Credit: David Harrington

MicroRNAs (miRNAs) have been shown to regulate various processes of metastasis, so Tavazoie and colleagues investigated their role in melanoma metastasis.

Pencheva et al. compared small RNA profiles of lung metastatic human melanoma cell lines with their poorly metastatic parental cell lines (MeWo and A375 cells) and found that four miRNAs were significantly overexpressed in the derivative cell lines compared with the parental cell lines. Overexpression of three of these miRNAs, miR-199a-5p, miR-1908 and miR-199a-3p, individually in MeWo cells increased lung colonization when the cells were injected into the tail veins of nude mice. Importantly, primary tumour growth was unaffected when the miRNAs were overexpressed, indicating that they have a role in driving metastasis. Furthermore, miRNA profiling of 71 human primary melanoma samples revealed that the expression of miR-199a-5p, miR-1908 and miR-199a-3p was significantly increased in patients who subsequently developed metastasis.

melanoma cell-derived APOE systemically suppresses metastasis

So, how do these miRNAs drive metastasis? Overexpression of miR-199a-5p, miR-1908 or miR-199a-3p in MeWo cells increased their invasive capacity in Matrigel and their ability to recruit endothelial cells in vitro, whereas knockdown of these miRNAs in two metastatic derivative cell lines, MeWo-LM2 and A375-LM3, had the opposite effect. Furthermore, lung metastases that formed from tail vein injection of MeWo-LM2 and A375-LM3 cells in which each of the miRNAs was knocked down had reduced endothelial cell content and vascularization.

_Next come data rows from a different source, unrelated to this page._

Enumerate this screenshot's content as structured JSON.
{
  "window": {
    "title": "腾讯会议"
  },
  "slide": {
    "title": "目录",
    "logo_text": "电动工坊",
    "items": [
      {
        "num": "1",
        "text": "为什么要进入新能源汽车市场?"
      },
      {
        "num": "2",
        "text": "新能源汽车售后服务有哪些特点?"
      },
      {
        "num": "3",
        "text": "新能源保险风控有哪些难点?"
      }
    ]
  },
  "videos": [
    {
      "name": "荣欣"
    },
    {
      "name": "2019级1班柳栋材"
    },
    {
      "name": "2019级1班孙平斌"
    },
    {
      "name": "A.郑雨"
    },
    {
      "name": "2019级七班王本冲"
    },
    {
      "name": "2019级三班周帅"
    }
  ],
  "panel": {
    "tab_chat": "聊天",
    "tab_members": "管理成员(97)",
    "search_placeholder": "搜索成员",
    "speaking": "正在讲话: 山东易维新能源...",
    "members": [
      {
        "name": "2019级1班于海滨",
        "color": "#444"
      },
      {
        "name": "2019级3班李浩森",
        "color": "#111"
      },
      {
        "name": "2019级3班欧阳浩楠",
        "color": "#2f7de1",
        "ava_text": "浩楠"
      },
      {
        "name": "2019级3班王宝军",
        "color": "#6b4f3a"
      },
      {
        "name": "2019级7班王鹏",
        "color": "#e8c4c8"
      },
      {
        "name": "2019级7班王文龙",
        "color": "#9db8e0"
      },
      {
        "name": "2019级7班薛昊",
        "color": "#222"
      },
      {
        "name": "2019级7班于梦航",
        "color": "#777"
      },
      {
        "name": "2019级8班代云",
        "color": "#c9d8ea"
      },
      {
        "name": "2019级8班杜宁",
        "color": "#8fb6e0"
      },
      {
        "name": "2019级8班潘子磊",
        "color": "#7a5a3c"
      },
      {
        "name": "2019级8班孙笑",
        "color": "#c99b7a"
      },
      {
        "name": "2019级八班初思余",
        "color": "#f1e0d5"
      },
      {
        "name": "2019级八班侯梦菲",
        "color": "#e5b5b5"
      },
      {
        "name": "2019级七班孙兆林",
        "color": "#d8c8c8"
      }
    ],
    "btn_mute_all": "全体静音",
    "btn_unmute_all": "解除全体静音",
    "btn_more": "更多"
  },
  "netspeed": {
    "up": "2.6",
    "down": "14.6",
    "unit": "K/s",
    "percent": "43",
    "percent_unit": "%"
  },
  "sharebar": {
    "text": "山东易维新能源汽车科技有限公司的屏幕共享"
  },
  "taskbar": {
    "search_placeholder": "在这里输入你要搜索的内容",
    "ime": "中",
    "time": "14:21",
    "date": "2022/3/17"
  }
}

The authors reasoned that as altering the expression of each of the miRNAs conferred similar phenotypes, they may have overlapping target mRNAs. Indeed, they found that the expression of apolipoprotein E (APOE) was suppressed by miR-199a-5p and miR-1908, and the expression of DNAJA4 was suppressed by miR-199a-3p, miR-199a-5p and miR-1908. Moreover, APOE and DNAJA4 knockdown increased the ability of MeWo cells to invade Matrigel and recruit endothelial cells in vitro, indicating that these miRNAs drive melanoma metastasis by suppressing these targets.

Interestingly, the authors found that DNAJA4, a heat shock protein, regulated the expression of APOE such that DNAJA4 overexpression increased the levels of both APOE mRNA and secreted APOE protein. Furthermore, treating MeWo cells with recombinant APOE prevented the increased cell invasion and endothelial recruitment that resulted from DNAJA4 knockdown. Therefore, APOE seems to be the target of three metastasis-promoting miRNAs, and by using various tissue microarray data sets, the authors confirmed that APOE expression was reduced in human melanoma metastases.

How does APOE suppress melanoma metastasis? Consistent with APOE being a secreted protein, the authors found that injecting MeWo-LM2 cells that had been cultured with recombinant APOE significantly reduced metastatic colonization in wild-type and Apoe−/− mice, indicating that melanoma cell-derived APOE systemically suppresses metastasis. Next, the authors knocked down the four APOE receptors in MeWo-LM2 cells and found that knockdown of LRP1 increased Matrigel invasion and knockdown of LRP8 on endothelial cells further increased their recruitment to MeWo-LM2 cells. Finally, the authors showed that intravenous injection of antisense locked nucleic acids to the three miRNAs reduced lung colonization of tail vein-injected MeWo-LM2 cells in nude mice, indicating that this pathway may have therapeutic potential.

In summary, the authors have identified three miRNAs (miR-199a-5p, miR-1908 and miR-199a-3p) that, through downregulation of DNAJA4 and APOE, abrogate metastasis suppressor pathways that are mediated by APOE–LRP1 in melanoma cells and by APOE–LRP8 in endothelial cells.